Mercy Corps, the international aid charity, is taking an unusual step to help fill three positions on its board: It has issued a public call for applications.
The approach is common in Europe, and the organization hopes to reach the widest possible pool of candidates, says Tjada D’Oyen McKenna, the group’s chief executive.
“It is vital that our board reflect a range of cultures, experiences, and proficiencies,” D’Oyen McKenna wrote in an email to the Chronicle. The online description of the open board positions especially encourages applications from candidates who live in countries where Mercy Corps operates programs. Mercy Corps will accept applications through January 31. The new directors will serve three-year terms.
The international aid charity provides humanitarian relief in more than 40 countries. The pandemic has galvanized its work, inspiring more than $60.5 million in donations to meet Covid-19-related needs.
The call for trustees comes on the heels of a tumultuous year for the organization. In October 2019, The Oregonian published an investigation into accusations that Mercy Corps co-founder Ellsworth Culver sexually abused his daughter, Tania Culver Humphrey, and that the organization mishandled her allegations when she detailed the abuse to Mercy Corps officials in the 1990s and again in 2018. The charity’s former chief executive, Neal Keny-Guyer — who had led the organization for 25 years — resigned days after the story ran, and longtime trustee Robert Newell, stepped down from the board after the news outlet informed the charity of the story’s forthcoming publication.
Last October, after roughly a year of interim leadership, Mercy Corps tapped D’Oyen McKenna, then chief operating officer at CARE, as chief executive.
In answers to emailed questions, D’Oyen McKenna did not directly say whether this new strategy for recruiting board members was a reaction to last year’s scandal. She did note, however, that “overseeing Mercy Corps’ progress in safeguarding and continued commitment to survivors is an important role for Mercy Corps’ global and European boards.”
Making board service more accessible can help foster good governance of an organization, says Anne Wallestad, chief executive of BoardSource, an organization that works to improve the effectiveness of boards.
“If you think about openness to public search as one way of increasing the diversity and the independence of the board, you can see the relationship between this as a recruiting tactic and a strategy for building a board that is really independent and not insular — both of which can be challenges in terms of providing appropriate oversight,” she says.
More Public Searches
A forthcoming study from BoardSource found that 22 percent of nonprofits publicly advertise available board positions. “This does seem to be an increasing trend,” Wallestad says.

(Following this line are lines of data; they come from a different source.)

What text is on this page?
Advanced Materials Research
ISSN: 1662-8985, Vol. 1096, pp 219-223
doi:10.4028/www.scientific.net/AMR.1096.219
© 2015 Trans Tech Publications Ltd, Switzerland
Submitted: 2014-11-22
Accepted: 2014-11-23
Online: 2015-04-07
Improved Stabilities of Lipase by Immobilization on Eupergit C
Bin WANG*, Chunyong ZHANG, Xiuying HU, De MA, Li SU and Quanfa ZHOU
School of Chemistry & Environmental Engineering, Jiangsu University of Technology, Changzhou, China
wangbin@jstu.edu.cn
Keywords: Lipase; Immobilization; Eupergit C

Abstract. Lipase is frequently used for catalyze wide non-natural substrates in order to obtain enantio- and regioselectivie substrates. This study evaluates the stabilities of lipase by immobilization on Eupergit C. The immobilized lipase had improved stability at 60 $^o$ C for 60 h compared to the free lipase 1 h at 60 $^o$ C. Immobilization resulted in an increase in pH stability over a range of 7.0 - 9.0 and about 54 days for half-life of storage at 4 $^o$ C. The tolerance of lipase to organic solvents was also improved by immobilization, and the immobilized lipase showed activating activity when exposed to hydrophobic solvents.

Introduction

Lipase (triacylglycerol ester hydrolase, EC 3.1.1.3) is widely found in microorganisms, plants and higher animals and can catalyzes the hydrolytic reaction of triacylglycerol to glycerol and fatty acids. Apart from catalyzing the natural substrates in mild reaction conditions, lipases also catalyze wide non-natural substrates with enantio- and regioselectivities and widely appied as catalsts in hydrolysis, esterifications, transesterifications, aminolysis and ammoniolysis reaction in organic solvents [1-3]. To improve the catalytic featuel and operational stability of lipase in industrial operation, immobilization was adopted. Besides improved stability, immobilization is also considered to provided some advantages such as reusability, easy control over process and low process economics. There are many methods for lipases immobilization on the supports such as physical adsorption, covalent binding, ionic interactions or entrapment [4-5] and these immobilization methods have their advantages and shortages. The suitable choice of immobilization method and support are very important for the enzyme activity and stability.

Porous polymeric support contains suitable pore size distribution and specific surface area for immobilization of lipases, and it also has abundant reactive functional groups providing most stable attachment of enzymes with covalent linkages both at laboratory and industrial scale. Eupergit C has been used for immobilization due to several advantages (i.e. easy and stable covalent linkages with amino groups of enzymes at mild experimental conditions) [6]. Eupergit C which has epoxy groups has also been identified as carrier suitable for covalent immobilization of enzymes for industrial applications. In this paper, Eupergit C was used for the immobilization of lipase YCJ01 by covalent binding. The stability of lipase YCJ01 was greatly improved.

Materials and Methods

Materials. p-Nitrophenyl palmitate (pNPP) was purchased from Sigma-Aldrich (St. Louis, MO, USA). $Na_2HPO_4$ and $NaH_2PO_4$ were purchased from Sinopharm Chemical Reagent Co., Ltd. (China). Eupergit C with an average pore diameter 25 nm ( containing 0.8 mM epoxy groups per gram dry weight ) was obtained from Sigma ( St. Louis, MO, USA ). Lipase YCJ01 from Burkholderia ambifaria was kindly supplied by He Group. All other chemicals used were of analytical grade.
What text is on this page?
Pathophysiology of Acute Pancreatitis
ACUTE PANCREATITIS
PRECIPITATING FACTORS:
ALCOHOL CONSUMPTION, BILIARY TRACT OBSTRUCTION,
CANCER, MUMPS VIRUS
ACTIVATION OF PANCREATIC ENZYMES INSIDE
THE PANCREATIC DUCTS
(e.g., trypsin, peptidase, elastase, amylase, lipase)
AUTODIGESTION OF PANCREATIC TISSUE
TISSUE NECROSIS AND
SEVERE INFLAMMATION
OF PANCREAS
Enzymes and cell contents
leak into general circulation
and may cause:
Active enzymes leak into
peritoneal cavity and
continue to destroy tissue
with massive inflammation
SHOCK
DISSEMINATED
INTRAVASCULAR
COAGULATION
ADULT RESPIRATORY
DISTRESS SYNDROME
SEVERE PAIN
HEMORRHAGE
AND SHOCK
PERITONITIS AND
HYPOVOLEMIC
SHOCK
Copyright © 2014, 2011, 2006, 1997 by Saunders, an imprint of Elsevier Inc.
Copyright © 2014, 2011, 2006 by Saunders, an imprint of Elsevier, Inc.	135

Typically, new trustees are selected by a board’s nominating and governance committee — generally drawing on trustees’ and executives’ personal and professional connections.
This shift in recruitment strategy is a key way to redistribute power, says Eleni Refu, senior engagement associate at the National Committee for Responsive Philanthropy, where her research focuses on equity.

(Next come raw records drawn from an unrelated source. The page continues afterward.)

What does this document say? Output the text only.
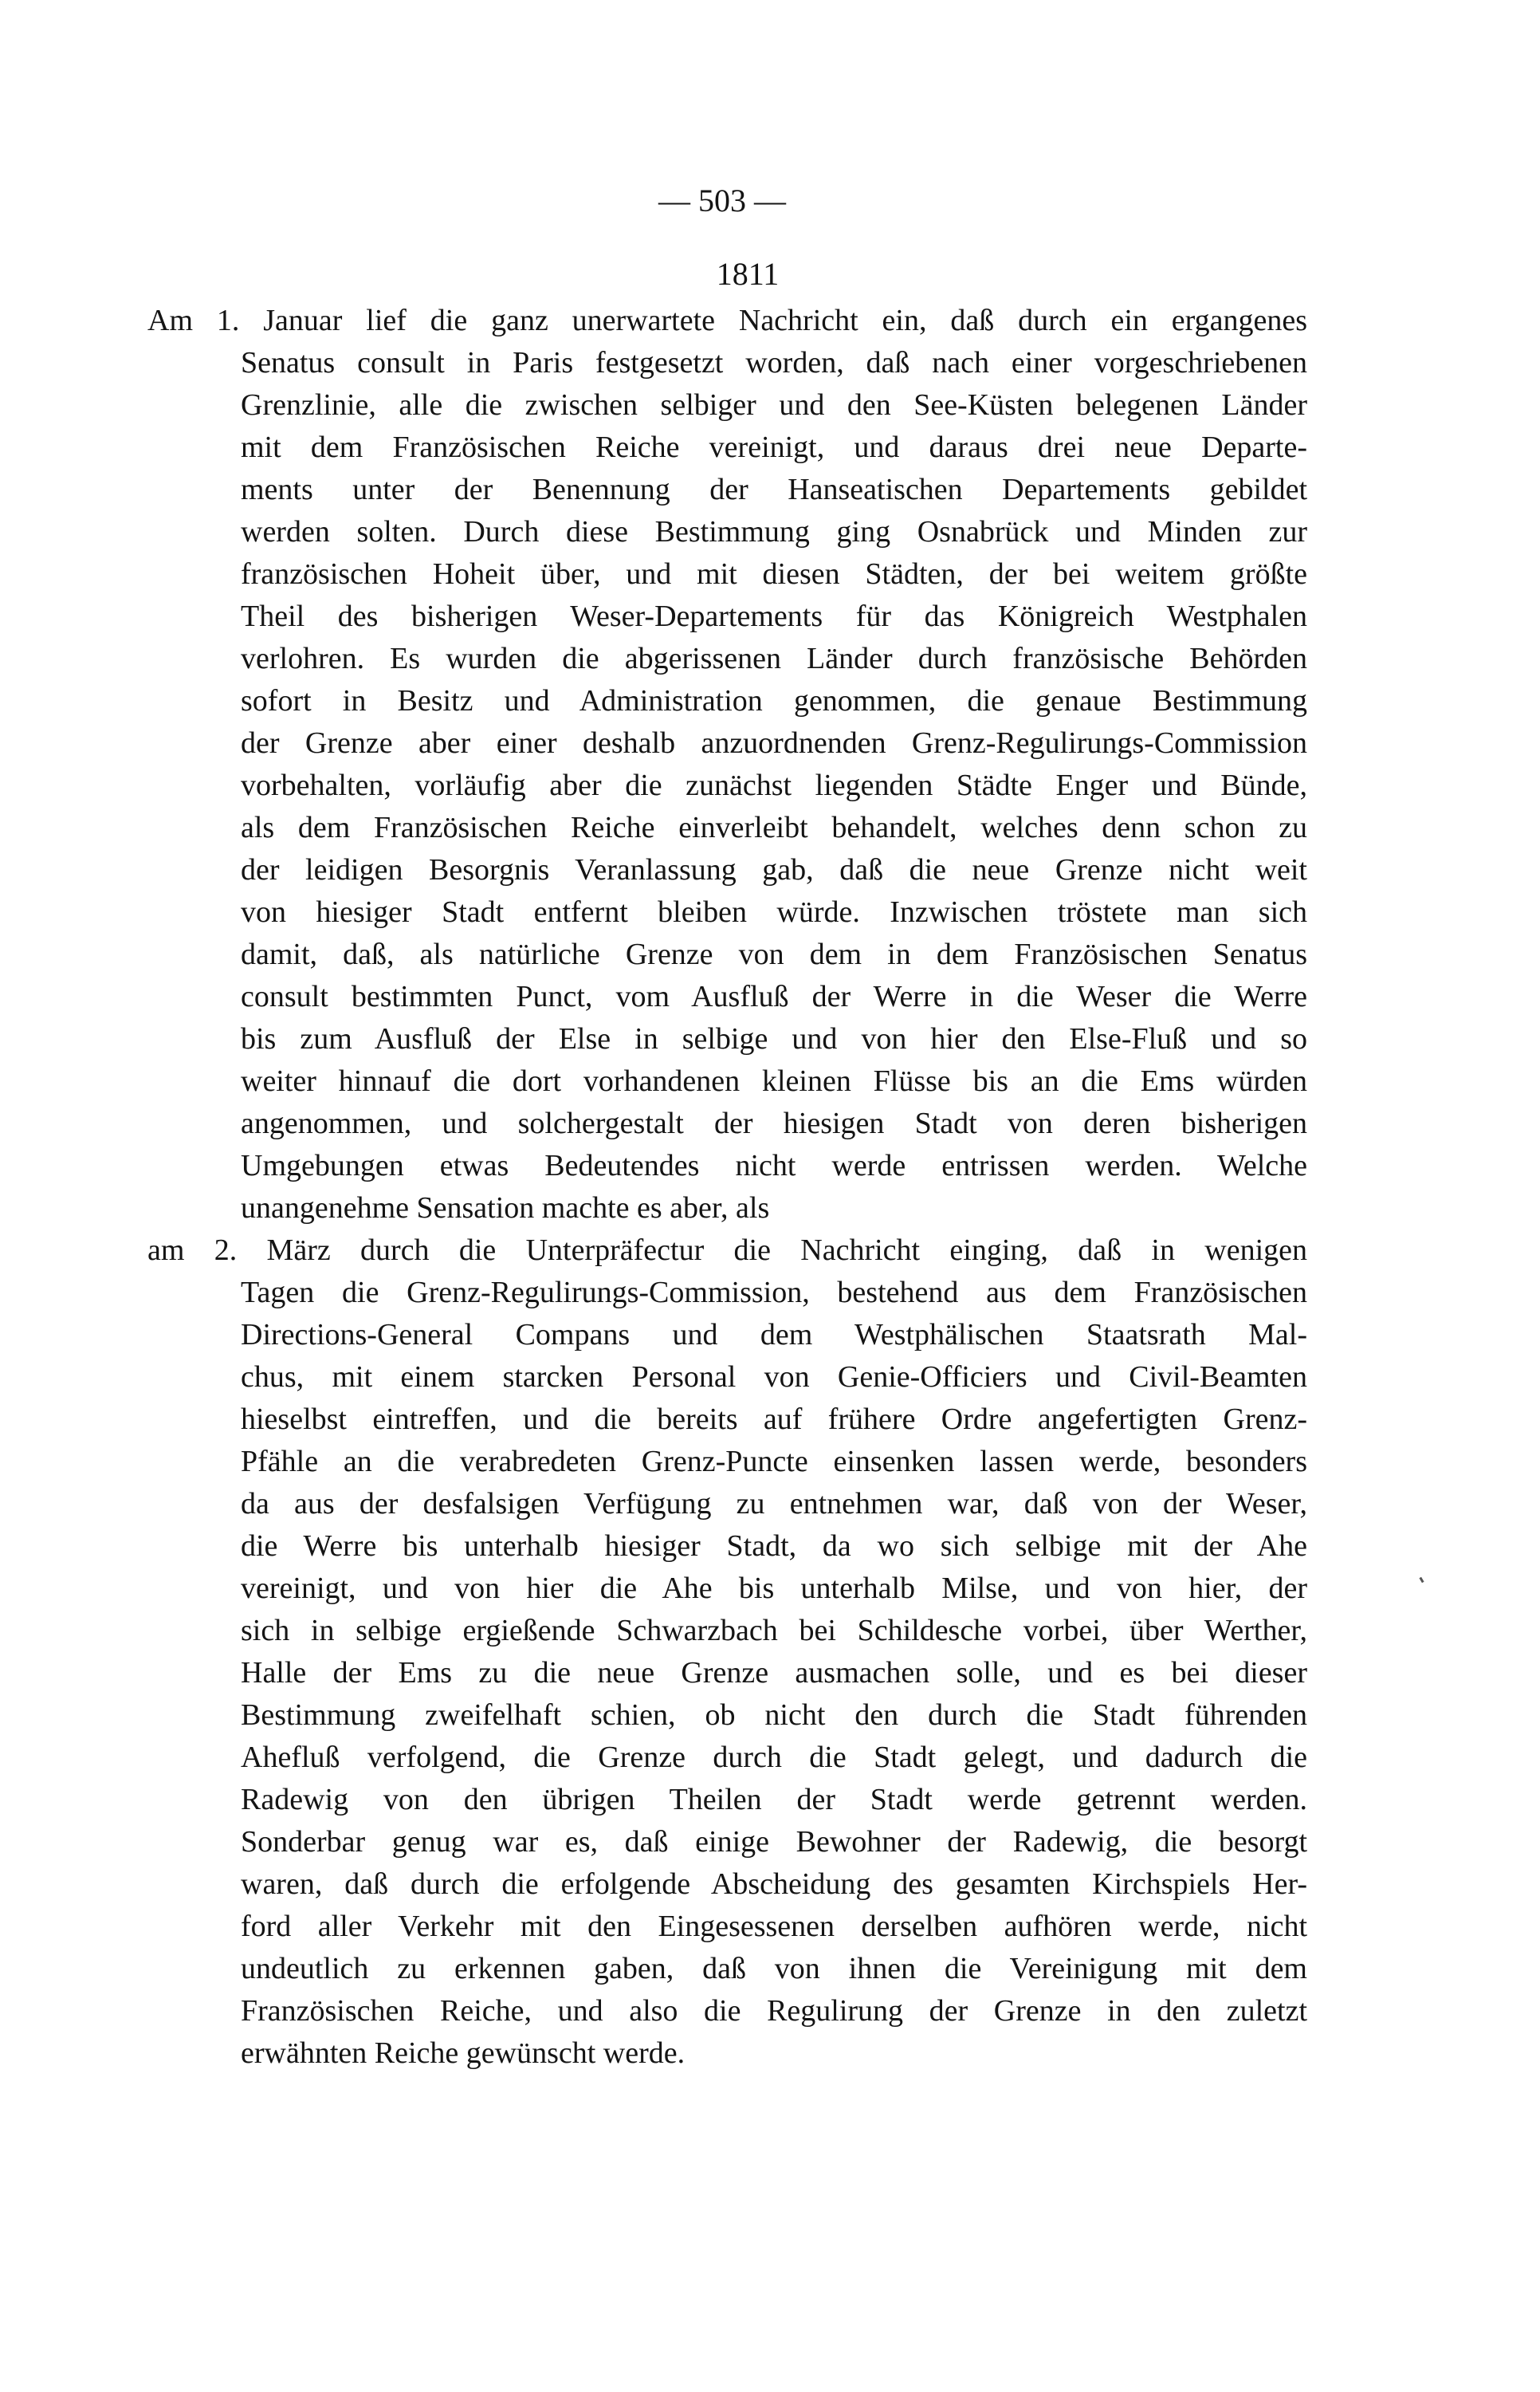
— 503 —
1811
Am 1. Januar lief die ganz unerwartete Nachricht ein, daß durch ein ergangenes
Senatus consult in Paris festgesetzt worden, daß nach einer vorgeschriebenen
Grenzlinie, alle die zwischen selbiger und den See-Küsten belegenen Länder
mit dem Französischen Reiche vereinigt, und daraus drei neue Departe-
ments unter der Benennung der Hanseatischen Departements gebildet
werden solten. Durch diese Bestimmung ging Osnabrück und Minden zur
französischen Hoheit über, und mit diesen Städten, der bei weitem größte
Theil des bisherigen Weser-Departements für das Königreich Westphalen
verlohren. Es wurden die abgerissenen Länder durch französische Behörden
sofort in Besitz und Administration genommen, die genaue Bestimmung
der Grenze aber einer deshalb anzuordnenden Grenz-Regulirungs-Commission
vorbehalten, vorläufig aber die zunächst liegenden Städte Enger und Bünde,
als dem Französischen Reiche einverleibt behandelt, welches denn schon zu
der leidigen Besorgnis Veranlassung gab, daß die neue Grenze nicht weit
von hiesiger Stadt entfernt bleiben würde. Inzwischen tröstete man sich
damit, daß, als natürliche Grenze von dem in dem Französischen Senatus
consult bestimmten Punct, vom Ausfluß der Werre in die Weser die Werre
bis zum Ausfluß der Else in selbige und von hier den Else-Fluß und so
weiter hinnauf die dort vorhandenen kleinen Flüsse bis an die Ems würden
angenommen, und solchergestalt der hiesigen Stadt von deren bisherigen
Umgebungen etwas Bedeutendes nicht werde entrissen werden. Welche
unangenehme Sensation machte es aber, als
am 2. März durch die Unterpräfectur die Nachricht einging, daß in wenigen
Tagen die Grenz-Regulirungs-Commission, bestehend aus dem Französischen
Directions-General Compans und dem Westphälischen Staatsrath Mal-
chus, mit einem starcken Personal von Genie-Officiers und Civil-Beamten
hieselbst eintreffen, und die bereits auf frühere Ordre angefertigten Grenz-
Pfähle an die verabredeten Grenz-Puncte einsenken lassen werde, besonders
da aus der desfalsigen Verfügung zu entnehmen war, daß von der Weser,
die Werre bis unterhalb hiesiger Stadt, da wo sich selbige mit der Ahe
vereinigt, und von hier die Ahe bis unterhalb Milse, und von hier, der
sich in selbige ergießende Schwarzbach bei Schildesche vorbei, über Werther,
Halle der Ems zu die neue Grenze ausmachen solle, und es bei dieser
Bestimmung zweifelhaft schien, ob nicht den durch die Stadt führenden
Ahefluß verfolgend, die Grenze durch die Stadt gelegt, und dadurch die
Radewig von den übrigen Theilen der Stadt werde getrennt werden.
Sonderbar genug war es, daß einige Bewohner der Radewig, die besorgt
waren, daß durch die erfolgende Abscheidung des gesamten Kirchspiels Her-
ford aller Verkehr mit den Eingesessenen derselben aufhören werde, nicht
undeutlich zu erkennen gaben, daß von ihnen die Vereinigung mit dem
Französischen Reiche, und also die Regulirung der Grenze in den zuletzt
erwähnten Reiche gewünscht werde.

“Often in philanthropy, organizations tend to work within their established bubble,” she says. “This is an opportunity to get candidates that they might not have a personal relationship with but that might be good for this position.”

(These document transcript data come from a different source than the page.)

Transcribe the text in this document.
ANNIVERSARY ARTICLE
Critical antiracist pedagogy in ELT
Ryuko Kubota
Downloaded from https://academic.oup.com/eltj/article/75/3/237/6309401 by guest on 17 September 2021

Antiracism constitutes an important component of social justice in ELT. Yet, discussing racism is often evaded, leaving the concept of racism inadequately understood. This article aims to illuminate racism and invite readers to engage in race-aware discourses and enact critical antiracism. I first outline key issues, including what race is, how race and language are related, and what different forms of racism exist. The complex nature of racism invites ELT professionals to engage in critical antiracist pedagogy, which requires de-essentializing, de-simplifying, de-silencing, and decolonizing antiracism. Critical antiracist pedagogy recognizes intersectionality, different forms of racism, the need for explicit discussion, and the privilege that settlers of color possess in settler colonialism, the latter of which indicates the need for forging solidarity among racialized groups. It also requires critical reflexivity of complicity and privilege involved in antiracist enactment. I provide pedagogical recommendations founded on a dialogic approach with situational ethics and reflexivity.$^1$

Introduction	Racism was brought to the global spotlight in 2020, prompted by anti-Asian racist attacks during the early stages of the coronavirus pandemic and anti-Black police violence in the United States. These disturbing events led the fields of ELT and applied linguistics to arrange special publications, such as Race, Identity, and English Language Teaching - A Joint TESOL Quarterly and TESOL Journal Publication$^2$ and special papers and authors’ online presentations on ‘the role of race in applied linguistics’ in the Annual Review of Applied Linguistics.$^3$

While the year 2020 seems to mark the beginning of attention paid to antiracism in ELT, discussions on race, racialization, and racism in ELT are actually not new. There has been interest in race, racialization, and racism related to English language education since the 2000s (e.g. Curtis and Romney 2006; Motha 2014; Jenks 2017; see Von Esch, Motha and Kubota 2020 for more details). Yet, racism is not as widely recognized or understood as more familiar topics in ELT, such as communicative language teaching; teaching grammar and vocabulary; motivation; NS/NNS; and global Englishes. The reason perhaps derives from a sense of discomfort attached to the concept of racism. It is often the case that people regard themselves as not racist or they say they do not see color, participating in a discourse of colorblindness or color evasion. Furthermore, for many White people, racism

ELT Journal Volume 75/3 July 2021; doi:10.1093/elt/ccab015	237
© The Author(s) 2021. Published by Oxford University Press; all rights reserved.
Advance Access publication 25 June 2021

In the forthcoming study, 96 percent of respondents said they relied on the personal and professional connections of their trustees as one of the tactics to find candidates for board service. Another 88 percent said they used their chief executive’s connections to tap candidates. If a nonprofit’s trustees and executives are homogenous, relying on their personal and professional connections can perpetuate the problem.
“The connection between who board members are and the way that they govern and lead an organization is real,” Wallestad says. “It’s really important for boards, through their collective composition, to have deep understanding and ideally lived experience from the communities that they seek to serve.”